CIO – vom Retter zur Stütze im Unternehmen
CIOs wird in der aktuellen Situation viel abverlangt: Sie müssen als Krisenmanager auftreten und den Geschäftsbetrieb sichern. Gleichzeitig müssen sie einen Überblick über eine Vielzahl an Technologien und Trends behalten, die jedes Jahr größer wird. Darüber hinaus wird erwartet, dass sie auch zum Umsatzwachstum beitragen und die anschwellenden Datenmengen nutzen, um neue Produkte und Services zu entwickeln. Diese Entwicklung ist auch eine große Chance, das Unternehmen, die IT und die Rolle des CIO weiterzuentwickeln. Dazu sollte er sich an folgenden Empfehlungen orientieren:
- Stellenwert in der Organisation erhöhen
In der Krise ist klar geworden, dass es der CIO war, der das Unternehmen funktionsfähig gehalten hat. Um dem neu gewonnenen Selbstverständnis und den daraus resultierenden Erwartungen im Unternehmen gerecht zu werden, muss die Rolle des aufgewertet werden. Das bedeutet zum einen ganz konkret, dass ausreichend IT-Budget und Ressourcen zur Verfügung gestellt werden müssen. Zudem benötigt der CIO Zugang zur Unternehmensleitung, wenn nicht sogar eine Position in derselben.

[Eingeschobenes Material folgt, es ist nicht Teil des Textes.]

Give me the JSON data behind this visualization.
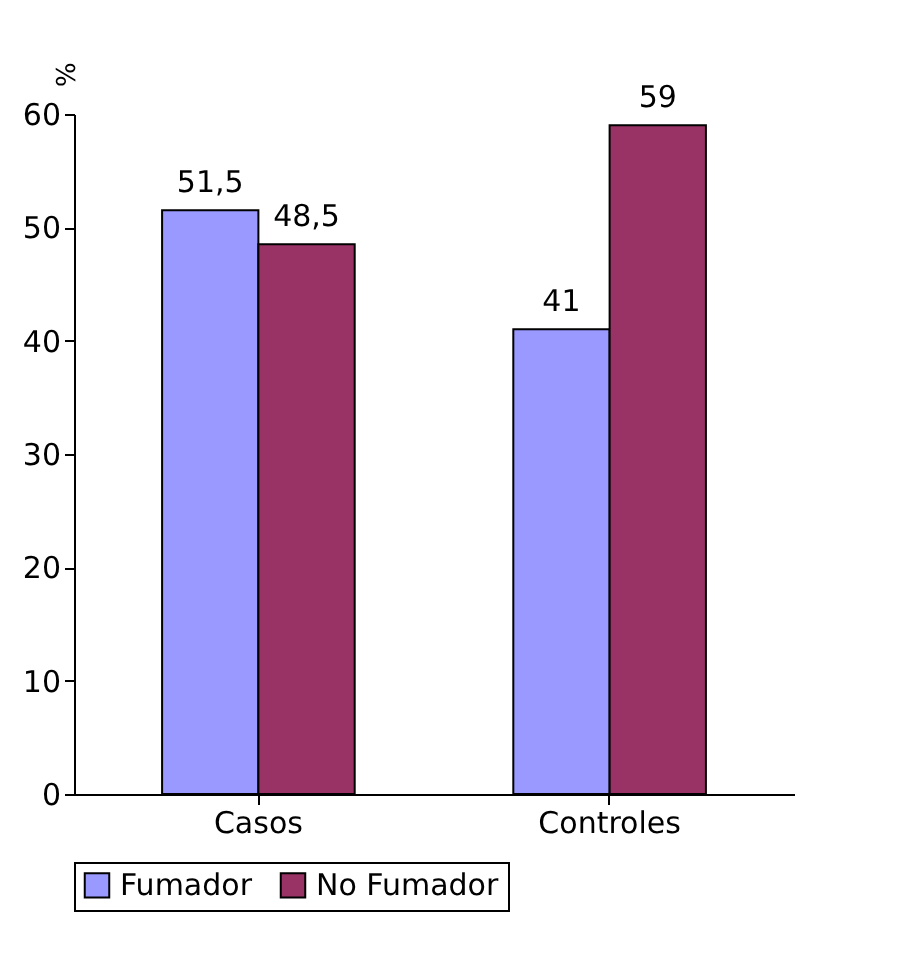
{
  "chart_data": {
    "type": "bar",
    "ylabel": "%",
    "categories": [
      "Casos",
      "Controles"
    ],
    "series": [
      {
        "name": "Fumador",
        "color": "#9999ff",
        "values": [
          51.5,
          41
        ],
        "value_labels": [
          "51,5",
          "41"
        ]
      },
      {
        "name": "No Fumador",
        "color": "#993366",
        "values": [
          48.5,
          59
        ],
        "value_labels": [
          "48,5",
          "59"
        ]
      }
    ],
    "ylim": [
      0,
      60
    ],
    "yticks": [
      0,
      10,
      20,
      30,
      40,
      50,
      60
    ],
    "grid": false,
    "legend": "bottom"
  }
}
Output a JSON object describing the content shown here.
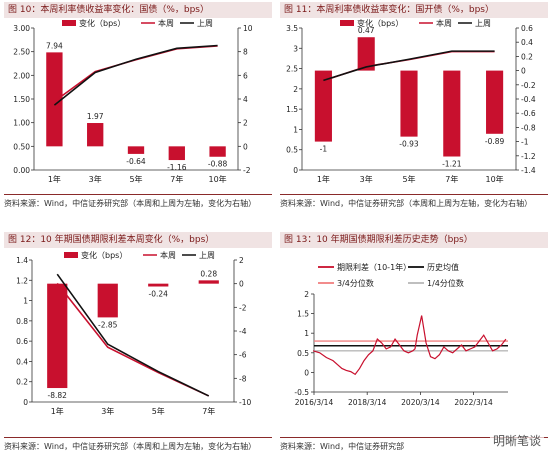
{
  "colors": {
    "red": "#c8102e",
    "black": "#111111",
    "pink": "#f08080",
    "gray": "#b8b8b8",
    "title_bg": "#f0e3e3"
  },
  "watermark": "明晰笔谈",
  "chart_data": [
    {
      "type": "bar",
      "panel_title": "图 10：本周利率债收益率变化：国债（%，bps）",
      "source": "资料来源：Wind，中信证券研究部（本周和上周为左轴，变化为右轴）",
      "categories": [
        "1年",
        "3年",
        "5年",
        "7年",
        "10年"
      ],
      "series": [
        {
          "name": "变化（bps）",
          "kind": "bar",
          "axis": "right",
          "values": [
            7.94,
            1.97,
            -0.64,
            -1.16,
            -0.88
          ]
        },
        {
          "name": "本周",
          "kind": "line",
          "axis": "left",
          "values": [
            1.45,
            2.08,
            2.33,
            2.56,
            2.62
          ]
        },
        {
          "name": "上周",
          "kind": "line",
          "axis": "left",
          "values": [
            1.37,
            2.06,
            2.34,
            2.57,
            2.63
          ]
        }
      ],
      "left_axis": {
        "min": 0,
        "max": 3.0,
        "ticks": [
          "0.00",
          "0.50",
          "1.00",
          "1.50",
          "2.00",
          "2.50",
          "3.00"
        ]
      },
      "right_axis": {
        "min": -2,
        "max": 10,
        "ticks": [
          "-2",
          "0",
          "2",
          "4",
          "6",
          "8",
          "10"
        ]
      },
      "data_labels": [
        "7.94",
        "1.97",
        "-0.64",
        "-1.16",
        "-0.88"
      ],
      "legend_position": "top"
    },
    {
      "type": "bar",
      "panel_title": "图 11：本周利率债收益率变化：国开债（%，bps）",
      "source": "资料来源：Wind，中信证券研究部（本周和上周为左轴，变化为右轴）",
      "categories": [
        "1年",
        "3年",
        "5年",
        "7年",
        "10年"
      ],
      "series": [
        {
          "name": "变化（bps）",
          "kind": "bar",
          "axis": "right",
          "values": [
            -1,
            0.47,
            -0.93,
            -1.21,
            -0.89
          ]
        },
        {
          "name": "本周",
          "kind": "line",
          "axis": "left",
          "values": [
            2.2,
            2.55,
            2.72,
            2.92,
            2.92
          ]
        },
        {
          "name": "上周",
          "kind": "line",
          "axis": "left",
          "values": [
            2.21,
            2.54,
            2.73,
            2.93,
            2.93
          ]
        }
      ],
      "left_axis": {
        "min": 0,
        "max": 3.5,
        "ticks": [
          "0",
          "0.5",
          "1",
          "1.5",
          "2",
          "2.5",
          "3",
          "3.5"
        ]
      },
      "right_axis": {
        "min": -1.4,
        "max": 0.6,
        "ticks": [
          "-1.4",
          "-1.2",
          "-1",
          "-0.8",
          "-0.6",
          "-0.4",
          "-0.2",
          "0",
          "0.2",
          "0.4",
          "0.6"
        ]
      },
      "data_labels": [
        "-1",
        "0.47",
        "-0.93",
        "-1.21",
        "-0.89"
      ],
      "legend_position": "top"
    },
    {
      "type": "bar",
      "panel_title": "图 12：10 年期国债期限利差本周变化（%，bps）",
      "source": "资料来源：Wind，中信证券研究部（本周和上周为左轴，变化为右轴）",
      "categories": [
        "1年",
        "3年",
        "5年",
        "7年"
      ],
      "series": [
        {
          "name": "变化（bps）",
          "kind": "bar",
          "axis": "right",
          "values": [
            -8.82,
            -2.85,
            -0.24,
            0.28
          ]
        },
        {
          "name": "本周",
          "kind": "line",
          "axis": "left",
          "values": [
            1.17,
            0.54,
            0.29,
            0.06
          ]
        },
        {
          "name": "上周",
          "kind": "line",
          "axis": "left",
          "values": [
            1.26,
            0.57,
            0.3,
            0.06
          ]
        }
      ],
      "left_axis": {
        "min": 0,
        "max": 1.4,
        "ticks": [
          "0",
          "0.2",
          "0.4",
          "0.6",
          "0.8",
          "1",
          "1.2",
          "1.4"
        ]
      },
      "right_axis": {
        "min": -10,
        "max": 2,
        "ticks": [
          "-10",
          "-8",
          "-6",
          "-4",
          "-2",
          "0",
          "2"
        ]
      },
      "data_labels": [
        "-8.82",
        "-2.85",
        "-0.24",
        "0.28"
      ],
      "legend_position": "top"
    },
    {
      "type": "line",
      "panel_title": "图 13：10 年期国债期限利差历史走势（bps）",
      "source": "资料来源：Wind，中信证券研究部",
      "x_ticks": [
        "2016/3/14",
        "2018/3/14",
        "2020/3/14",
        "2022/3/14"
      ],
      "x_range": [
        "2016-03-14",
        "2023-06-30"
      ],
      "y_axis": {
        "min": -0.5,
        "max": 2.0,
        "ticks": [
          "-0.5",
          "0",
          "0.5",
          "1",
          "1.5",
          "2"
        ]
      },
      "series": [
        {
          "name": "期限利差（10-1年）",
          "kind": "line",
          "color": "#c8102e",
          "points": [
            [
              "2016-03",
              0.55
            ],
            [
              "2016-06",
              0.5
            ],
            [
              "2016-09",
              0.38
            ],
            [
              "2016-12",
              0.3
            ],
            [
              "2017-02",
              0.2
            ],
            [
              "2017-04",
              0.1
            ],
            [
              "2017-06",
              0.05
            ],
            [
              "2017-08",
              0.02
            ],
            [
              "2017-10",
              -0.05
            ],
            [
              "2017-12",
              0.1
            ],
            [
              "2018-02",
              0.3
            ],
            [
              "2018-04",
              0.45
            ],
            [
              "2018-06",
              0.55
            ],
            [
              "2018-08",
              0.85
            ],
            [
              "2018-10",
              0.75
            ],
            [
              "2018-12",
              0.6
            ],
            [
              "2019-02",
              0.65
            ],
            [
              "2019-04",
              0.85
            ],
            [
              "2019-06",
              0.7
            ],
            [
              "2019-08",
              0.55
            ],
            [
              "2019-10",
              0.5
            ],
            [
              "2019-12",
              0.55
            ],
            [
              "2020-01",
              0.6
            ],
            [
              "2020-02",
              0.95
            ],
            [
              "2020-03",
              1.2
            ],
            [
              "2020-04",
              1.45
            ],
            [
              "2020-05",
              1.1
            ],
            [
              "2020-06",
              0.75
            ],
            [
              "2020-08",
              0.4
            ],
            [
              "2020-10",
              0.35
            ],
            [
              "2020-12",
              0.45
            ],
            [
              "2021-02",
              0.65
            ],
            [
              "2021-04",
              0.55
            ],
            [
              "2021-06",
              0.5
            ],
            [
              "2021-08",
              0.6
            ],
            [
              "2021-10",
              0.7
            ],
            [
              "2021-12",
              0.55
            ],
            [
              "2022-02",
              0.6
            ],
            [
              "2022-04",
              0.65
            ],
            [
              "2022-06",
              0.8
            ],
            [
              "2022-08",
              0.95
            ],
            [
              "2022-10",
              0.75
            ],
            [
              "2022-12",
              0.55
            ],
            [
              "2023-02",
              0.6
            ],
            [
              "2023-04",
              0.7
            ],
            [
              "2023-06",
              0.85
            ]
          ]
        },
        {
          "name": "历史均值",
          "kind": "hline",
          "color": "#111111",
          "value": 0.68
        },
        {
          "name": "3/4分位数",
          "kind": "hline",
          "color": "#f08080",
          "value": 0.8
        },
        {
          "name": "1/4分位数",
          "kind": "hline",
          "color": "#b8b8b8",
          "value": 0.55
        }
      ],
      "legend_position": "top"
    }
  ]
}
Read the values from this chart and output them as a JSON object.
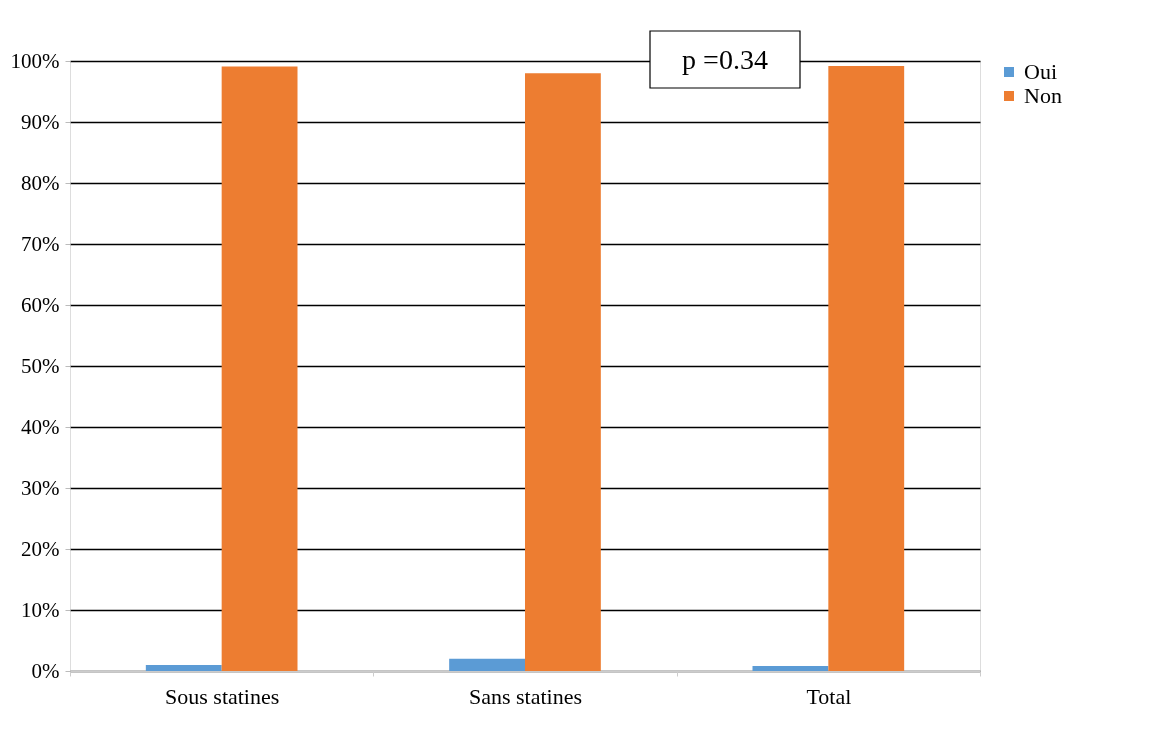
{
  "chart_data": {
    "type": "bar",
    "categories": [
      "Sous statines",
      "Sans statines",
      "Total"
    ],
    "series": [
      {
        "name": "Oui",
        "color": "#5b9bd5",
        "values": [
          1,
          2,
          0.8
        ]
      },
      {
        "name": "Non",
        "color": "#ed7d31",
        "values": [
          99.1,
          98,
          99.2
        ]
      }
    ],
    "ylim": [
      0,
      100
    ],
    "yticks": [
      {
        "value": 0,
        "label": "0%"
      },
      {
        "value": 10,
        "label": "10%"
      },
      {
        "value": 20,
        "label": "20%"
      },
      {
        "value": 30,
        "label": "30%"
      },
      {
        "value": 40,
        "label": "40%"
      },
      {
        "value": 50,
        "label": "50%"
      },
      {
        "value": 60,
        "label": "60%"
      },
      {
        "value": 70,
        "label": "70%"
      },
      {
        "value": 80,
        "label": "80%"
      },
      {
        "value": 90,
        "label": "90%"
      },
      {
        "value": 100,
        "label": "100%"
      }
    ],
    "grid": "y",
    "legend": "right",
    "annotations": [
      "p =0.34"
    ]
  }
}
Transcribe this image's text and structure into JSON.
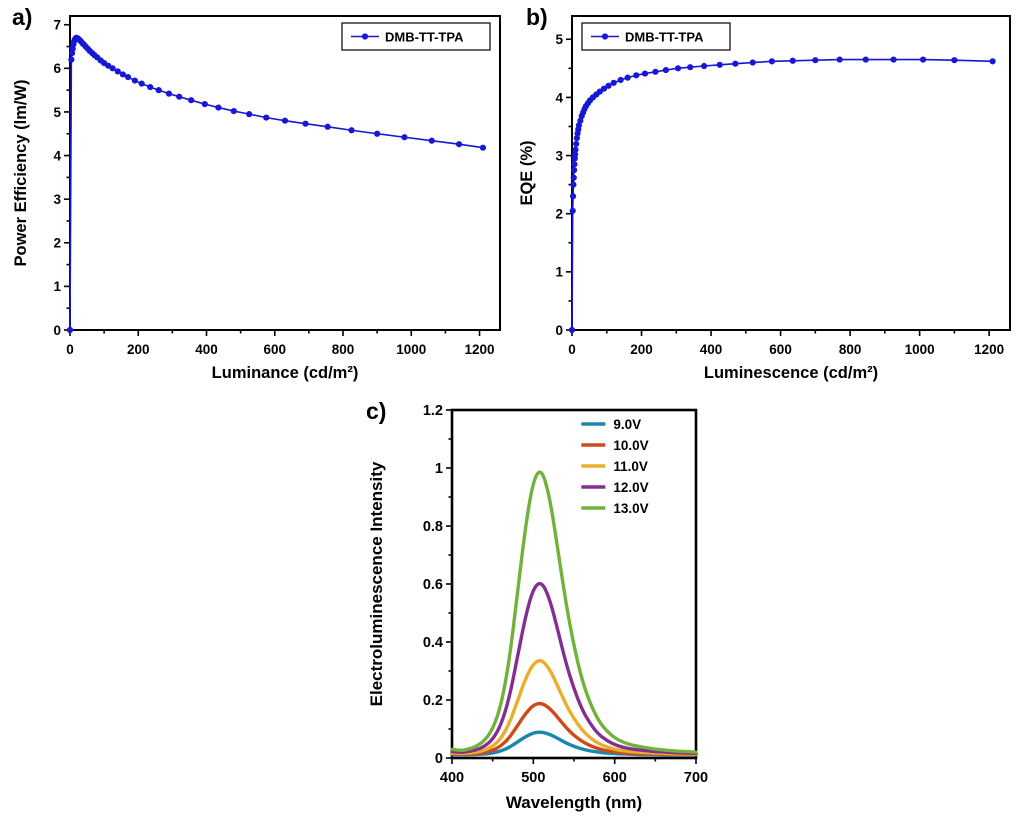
{
  "figure": {
    "background": "#ffffff"
  },
  "chart_data": [
    {
      "id": "a",
      "panel_label": "a)",
      "type": "line",
      "xlabel": "Luminance (cd/m²)",
      "ylabel": "Power Efficiency (lm/W)",
      "xlim": [
        0,
        1260
      ],
      "ylim": [
        0,
        7.2
      ],
      "xticks": [
        0,
        200,
        400,
        600,
        800,
        1000,
        1200
      ],
      "yticks": [
        0,
        1,
        2,
        3,
        4,
        5,
        6,
        7
      ],
      "legend": {
        "position": "top-right",
        "box": true
      },
      "series": [
        {
          "name": "DMB-TT-TPA",
          "color": "#1717d6",
          "marker": "circle",
          "x": [
            0,
            4,
            6,
            8,
            10,
            12,
            14,
            16,
            18,
            20,
            24,
            28,
            32,
            36,
            40,
            46,
            52,
            58,
            65,
            72,
            80,
            90,
            100,
            112,
            125,
            140,
            155,
            170,
            190,
            210,
            235,
            260,
            290,
            320,
            355,
            395,
            435,
            480,
            525,
            575,
            630,
            690,
            755,
            825,
            900,
            980,
            1060,
            1140,
            1210
          ],
          "y": [
            0,
            6.2,
            6.35,
            6.45,
            6.55,
            6.62,
            6.66,
            6.68,
            6.7,
            6.7,
            6.68,
            6.65,
            6.62,
            6.58,
            6.55,
            6.5,
            6.45,
            6.4,
            6.35,
            6.3,
            6.25,
            6.18,
            6.12,
            6.06,
            6.0,
            5.93,
            5.86,
            5.8,
            5.72,
            5.65,
            5.57,
            5.5,
            5.42,
            5.35,
            5.27,
            5.18,
            5.1,
            5.02,
            4.95,
            4.87,
            4.8,
            4.73,
            4.66,
            4.58,
            4.5,
            4.42,
            4.34,
            4.26,
            4.18
          ]
        }
      ]
    },
    {
      "id": "b",
      "panel_label": "b)",
      "type": "line",
      "xlabel": "Luminescence (cd/m²)",
      "ylabel": "EQE (%)",
      "xlim": [
        0,
        1260
      ],
      "ylim": [
        0,
        5.4
      ],
      "xticks": [
        0,
        200,
        400,
        600,
        800,
        1000,
        1200
      ],
      "yticks": [
        0,
        1,
        2,
        3,
        4,
        5
      ],
      "legend": {
        "position": "top-left",
        "box": true
      },
      "series": [
        {
          "name": "DMB-TT-TPA",
          "color": "#1717d6",
          "marker": "circle",
          "x": [
            0,
            2,
            3,
            4,
            5,
            6,
            7,
            8,
            9,
            10,
            12,
            14,
            16,
            18,
            20,
            24,
            28,
            32,
            36,
            40,
            46,
            52,
            60,
            70,
            80,
            92,
            105,
            120,
            140,
            160,
            185,
            210,
            240,
            270,
            305,
            340,
            380,
            425,
            470,
            520,
            575,
            635,
            700,
            770,
            845,
            925,
            1010,
            1100,
            1210
          ],
          "y": [
            0,
            2.05,
            2.3,
            2.5,
            2.62,
            2.75,
            2.85,
            2.95,
            3.02,
            3.1,
            3.2,
            3.3,
            3.38,
            3.45,
            3.52,
            3.6,
            3.68,
            3.74,
            3.8,
            3.85,
            3.9,
            3.95,
            4.0,
            4.05,
            4.1,
            4.15,
            4.2,
            4.25,
            4.3,
            4.34,
            4.38,
            4.41,
            4.44,
            4.47,
            4.5,
            4.52,
            4.54,
            4.56,
            4.58,
            4.6,
            4.62,
            4.63,
            4.64,
            4.65,
            4.65,
            4.65,
            4.65,
            4.64,
            4.62
          ]
        }
      ]
    },
    {
      "id": "c",
      "panel_label": "c)",
      "type": "line",
      "smooth": true,
      "xlabel": "Wavelength (nm)",
      "ylabel": "Electroluminescence Intensity",
      "xlim": [
        400,
        700
      ],
      "ylim": [
        0,
        1.2
      ],
      "xticks": [
        400,
        500,
        600,
        700
      ],
      "yticks": [
        0,
        0.2,
        0.4,
        0.6,
        0.8,
        1,
        1.2
      ],
      "ytick_labels": [
        "0",
        "0.2",
        "0.4",
        "0.6",
        "0.8",
        "1",
        "1.2"
      ],
      "legend": {
        "position": "top-right",
        "box": false
      },
      "x": [
        400,
        410,
        420,
        430,
        440,
        450,
        460,
        470,
        480,
        490,
        500,
        510,
        520,
        530,
        540,
        550,
        560,
        570,
        580,
        590,
        600,
        610,
        620,
        630,
        640,
        650,
        660,
        670,
        680,
        690,
        700
      ],
      "series": [
        {
          "name": "9.0V",
          "color": "#1b87ae",
          "values": [
            0.012,
            0.011,
            0.012,
            0.012,
            0.014,
            0.017,
            0.024,
            0.036,
            0.054,
            0.073,
            0.087,
            0.09,
            0.082,
            0.068,
            0.052,
            0.04,
            0.031,
            0.024,
            0.02,
            0.017,
            0.015,
            0.014,
            0.013,
            0.012,
            0.012,
            0.012,
            0.011,
            0.011,
            0.011,
            0.011,
            0.011
          ]
        },
        {
          "name": "10.0V",
          "color": "#cf4a16",
          "values": [
            0.014,
            0.013,
            0.014,
            0.015,
            0.019,
            0.026,
            0.041,
            0.068,
            0.109,
            0.152,
            0.183,
            0.19,
            0.172,
            0.14,
            0.105,
            0.078,
            0.057,
            0.042,
            0.032,
            0.025,
            0.021,
            0.018,
            0.016,
            0.015,
            0.015,
            0.014,
            0.013,
            0.013,
            0.012,
            0.012,
            0.012
          ]
        },
        {
          "name": "11.0V",
          "color": "#e9af2a",
          "values": [
            0.017,
            0.015,
            0.017,
            0.02,
            0.027,
            0.04,
            0.066,
            0.116,
            0.192,
            0.271,
            0.327,
            0.34,
            0.307,
            0.248,
            0.185,
            0.135,
            0.096,
            0.069,
            0.05,
            0.038,
            0.03,
            0.025,
            0.022,
            0.02,
            0.018,
            0.017,
            0.016,
            0.015,
            0.014,
            0.014,
            0.013
          ]
        },
        {
          "name": "12.0V",
          "color": "#832e90",
          "values": [
            0.022,
            0.019,
            0.022,
            0.028,
            0.04,
            0.064,
            0.112,
            0.202,
            0.34,
            0.484,
            0.586,
            0.61,
            0.55,
            0.442,
            0.328,
            0.238,
            0.166,
            0.118,
            0.082,
            0.061,
            0.046,
            0.037,
            0.031,
            0.028,
            0.025,
            0.022,
            0.021,
            0.019,
            0.018,
            0.017,
            0.016
          ]
        },
        {
          "name": "13.0V",
          "color": "#6fb23c",
          "values": [
            0.03,
            0.025,
            0.03,
            0.04,
            0.06,
            0.099,
            0.178,
            0.327,
            0.555,
            0.792,
            0.96,
            1.0,
            0.901,
            0.723,
            0.535,
            0.386,
            0.267,
            0.188,
            0.129,
            0.094,
            0.069,
            0.055,
            0.045,
            0.04,
            0.035,
            0.03,
            0.028,
            0.025,
            0.023,
            0.022,
            0.02
          ]
        }
      ]
    }
  ]
}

Nur so kann sichergestellt werden, dass geschäftskritische Themen unmittelbar und zielgerichtet entschieden werden. Der CIO hat aktuell sehr gute Argumente, einen möglicherweise zu kleinen Handlungsspielraum auszubauen.
- Tech-Screening etablieren
Um den stetigen Fluss an neuen Technologien verstehen und bewerten zu können, sollten Führungskräfte ein Technology Screening, zum Beispiel in Form einer Stabstelle, aufbauen. Im ersten Schritt geht es darum, Technologien und ihren Mehrwert zu identifizieren und im Rahmen eines Funnel Managements diejenigen zu priorisieren, die als vorteilhaft für das eigene Unternehmen eingeschätzt werden. Wenn die Technologien einen positiven Business Case haben, sollte ein Proof of Concept (POC) folgen. Ist dieser erfolgreich, kann die Lösung graduell auf die Organisation skaliert werden.
- Nähe zum Kunden verstärken
Um zur Entwicklung digitaler Services und Produkte beitragen zu können, sollte der ein klares Kundenverständnis aufbauen. Er sollte den Austausch mit den Vertriebs- und Marketing-Einheiten der Firma intensivieren oder sogar im direkten Kontakt zum Kunden dessen Anforderungen verstehen. Auch die wachsende Menge an Kundendaten lässt sich an dieser Stelle analysieren. Die Bedürfnisse gilt es dann zu bewerten, zu priorisieren, und zur Verwertung an die eigene Organisation weiterzugeben
Kommt der CIO diesen Aufgaben nicht ausreichend nach, wird möglicherweise ein Chief Digital Officer (CDO) an Bord geholt und die IT weiter nur unter Kostengesichtspunkten gesteuert. Schafft er aber den Wandel, wird er vom Retter in der Not zu einer der wichtigsten Säulen im Unternehmen.